China has launched their 20th global navigation system satellite and has taken another step toward completing the network the nation hopes will eventually rival the global positioning system (GPS) operated by the United States, this according to a post by journalist Liu Zhen of the South China Morning Post.
After it was launched close to midnight on Saturday, April 20, from the Xichang center in southwest China, the latest addition to the Beidou constellation successfully entered an inclined geosynchronous satellite orbit, as reported by the state news agency Xinhua on Sunday.
This is the first of three satellites planned for that orbit. Beidou will also have 27 satellites in medium earth orbit and five in geostationary orbit when it is completed next year. The newest satellite was the first to be sent up this year and is expected to be followed by another seven to nine by the end of 2019.
China has been developing and operating the Beidou navigation system, or BDS, since 1994. With both military and civilian applications, the system is aimed at challenging the dominance of GPS in the global positioning market.
BDS began offering a basic global service in December, with priority for the Asia-Pacific region and countries along the route of the “Belt and Road Initiative” — Beijing’s trade and infrastructure strategy that spans Asia, Africa, Europe and beyond.
Beijing has been promoting BDS to countries taking part in the initiative by offering additional services and other incentives if they sign up for the system. According to a Chinese government white paper on Beidou from 2016, the system was intended to primarily serve the interests of belt and road countries. Meanwhile, the government has ordered all buses, heavy trucks and fishing boats in China to install BDS for real-time monitoring and tracking, and there are already 70 million Beidou-linked chips in use in the country.
At present, BDS cannot match GPS in terms of positioning accuracy. BDS accuracy is to within 10 meters globally and 5 meters in the Asia-Pacific region, while the positioning accuracy of GPS is 30 cm.
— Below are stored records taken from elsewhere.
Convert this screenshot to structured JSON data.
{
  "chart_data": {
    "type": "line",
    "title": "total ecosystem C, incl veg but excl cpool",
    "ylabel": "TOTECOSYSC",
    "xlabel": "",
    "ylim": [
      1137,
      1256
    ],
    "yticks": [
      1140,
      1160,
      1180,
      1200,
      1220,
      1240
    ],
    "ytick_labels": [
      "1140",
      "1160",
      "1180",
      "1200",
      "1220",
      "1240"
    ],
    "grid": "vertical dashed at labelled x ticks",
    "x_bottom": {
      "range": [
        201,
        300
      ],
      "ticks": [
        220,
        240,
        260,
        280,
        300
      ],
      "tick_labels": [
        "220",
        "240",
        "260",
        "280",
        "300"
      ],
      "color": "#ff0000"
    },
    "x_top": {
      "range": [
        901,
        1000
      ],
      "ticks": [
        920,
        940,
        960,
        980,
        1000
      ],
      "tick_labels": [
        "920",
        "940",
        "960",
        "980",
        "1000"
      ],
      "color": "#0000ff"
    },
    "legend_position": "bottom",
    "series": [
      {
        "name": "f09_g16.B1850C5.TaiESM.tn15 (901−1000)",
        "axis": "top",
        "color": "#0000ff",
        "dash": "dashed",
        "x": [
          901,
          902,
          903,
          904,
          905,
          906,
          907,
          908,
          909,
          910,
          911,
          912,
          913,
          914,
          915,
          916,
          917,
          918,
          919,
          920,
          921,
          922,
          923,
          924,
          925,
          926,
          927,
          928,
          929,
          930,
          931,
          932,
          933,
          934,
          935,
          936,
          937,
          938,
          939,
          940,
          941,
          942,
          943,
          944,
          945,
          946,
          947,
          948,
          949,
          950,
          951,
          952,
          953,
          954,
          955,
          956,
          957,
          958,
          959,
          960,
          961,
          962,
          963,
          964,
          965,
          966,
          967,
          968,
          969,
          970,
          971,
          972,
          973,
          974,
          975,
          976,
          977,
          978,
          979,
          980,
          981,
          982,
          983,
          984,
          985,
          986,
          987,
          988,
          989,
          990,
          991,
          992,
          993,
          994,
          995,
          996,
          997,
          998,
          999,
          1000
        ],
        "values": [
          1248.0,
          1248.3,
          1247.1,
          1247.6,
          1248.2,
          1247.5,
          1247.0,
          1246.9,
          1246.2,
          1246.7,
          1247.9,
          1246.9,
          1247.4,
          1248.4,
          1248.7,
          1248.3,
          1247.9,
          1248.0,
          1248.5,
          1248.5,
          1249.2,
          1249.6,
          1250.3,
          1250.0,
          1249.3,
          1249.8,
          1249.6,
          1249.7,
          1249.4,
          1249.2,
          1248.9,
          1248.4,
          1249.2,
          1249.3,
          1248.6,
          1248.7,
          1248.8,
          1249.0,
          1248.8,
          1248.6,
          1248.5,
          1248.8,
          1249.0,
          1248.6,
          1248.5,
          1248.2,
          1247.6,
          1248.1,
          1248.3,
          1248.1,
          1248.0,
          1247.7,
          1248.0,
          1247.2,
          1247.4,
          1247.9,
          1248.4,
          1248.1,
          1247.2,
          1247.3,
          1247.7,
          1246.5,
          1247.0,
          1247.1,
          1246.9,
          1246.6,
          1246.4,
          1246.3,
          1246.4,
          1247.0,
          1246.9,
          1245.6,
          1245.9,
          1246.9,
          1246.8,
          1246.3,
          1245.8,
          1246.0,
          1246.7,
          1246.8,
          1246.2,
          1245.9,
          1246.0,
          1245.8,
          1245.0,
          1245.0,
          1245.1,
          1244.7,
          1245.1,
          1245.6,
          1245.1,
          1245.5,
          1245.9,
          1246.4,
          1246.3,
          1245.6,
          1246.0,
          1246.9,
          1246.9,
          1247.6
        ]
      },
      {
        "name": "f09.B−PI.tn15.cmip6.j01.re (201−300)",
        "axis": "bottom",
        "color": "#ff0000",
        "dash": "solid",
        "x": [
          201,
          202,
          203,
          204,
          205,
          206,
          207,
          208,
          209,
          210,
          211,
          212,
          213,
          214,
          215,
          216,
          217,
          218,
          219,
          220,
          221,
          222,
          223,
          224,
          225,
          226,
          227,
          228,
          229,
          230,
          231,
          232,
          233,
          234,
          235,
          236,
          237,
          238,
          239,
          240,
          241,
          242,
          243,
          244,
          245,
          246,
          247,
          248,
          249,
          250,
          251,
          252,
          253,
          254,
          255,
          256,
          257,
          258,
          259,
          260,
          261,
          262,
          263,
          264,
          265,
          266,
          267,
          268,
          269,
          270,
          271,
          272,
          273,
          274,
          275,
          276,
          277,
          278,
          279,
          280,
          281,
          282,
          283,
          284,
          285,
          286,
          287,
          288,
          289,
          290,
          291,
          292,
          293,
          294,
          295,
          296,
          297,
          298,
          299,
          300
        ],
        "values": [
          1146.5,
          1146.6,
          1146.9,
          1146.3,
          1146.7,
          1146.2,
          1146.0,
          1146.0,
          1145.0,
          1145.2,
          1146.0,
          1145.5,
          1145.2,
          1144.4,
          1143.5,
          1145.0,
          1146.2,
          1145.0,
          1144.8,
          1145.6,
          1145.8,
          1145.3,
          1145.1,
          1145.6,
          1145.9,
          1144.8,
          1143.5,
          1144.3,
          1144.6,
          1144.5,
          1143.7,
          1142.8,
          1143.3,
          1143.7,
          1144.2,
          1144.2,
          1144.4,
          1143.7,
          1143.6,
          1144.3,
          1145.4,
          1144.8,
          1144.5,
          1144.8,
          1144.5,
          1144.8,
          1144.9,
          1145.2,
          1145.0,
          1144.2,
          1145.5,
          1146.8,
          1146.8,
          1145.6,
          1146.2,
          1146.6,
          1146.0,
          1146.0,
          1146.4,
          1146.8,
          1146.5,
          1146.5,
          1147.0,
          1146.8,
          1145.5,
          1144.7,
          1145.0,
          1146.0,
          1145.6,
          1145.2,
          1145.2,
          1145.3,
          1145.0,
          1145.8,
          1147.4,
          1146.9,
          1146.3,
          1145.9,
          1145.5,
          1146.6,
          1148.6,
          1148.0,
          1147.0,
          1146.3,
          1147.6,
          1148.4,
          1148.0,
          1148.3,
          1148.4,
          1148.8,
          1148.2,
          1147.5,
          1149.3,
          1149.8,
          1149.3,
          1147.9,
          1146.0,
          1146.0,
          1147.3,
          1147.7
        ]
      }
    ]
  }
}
However, with more satellites in its network, the Beidou system is expected to improve, and it ultimately aims to have positioning accuracy to within 10 cm. for military use.
Last month that satellite's operator, the National Administration of Global Navigation Satellite Systems and Applications, said that with as many as 10 new satellites sent into orbit this year, the network in MEO would be complete.
There are 19 Beidou satellites operating in MEO at the moment, while GPS has 24 satellites in that orbit but none in geostationary or inclined geosynchronous satellite orbit. The newest satellite in the Beidou network was placed into orbit by a Long March 3B rocket during its 100th launch, according to Xinhua.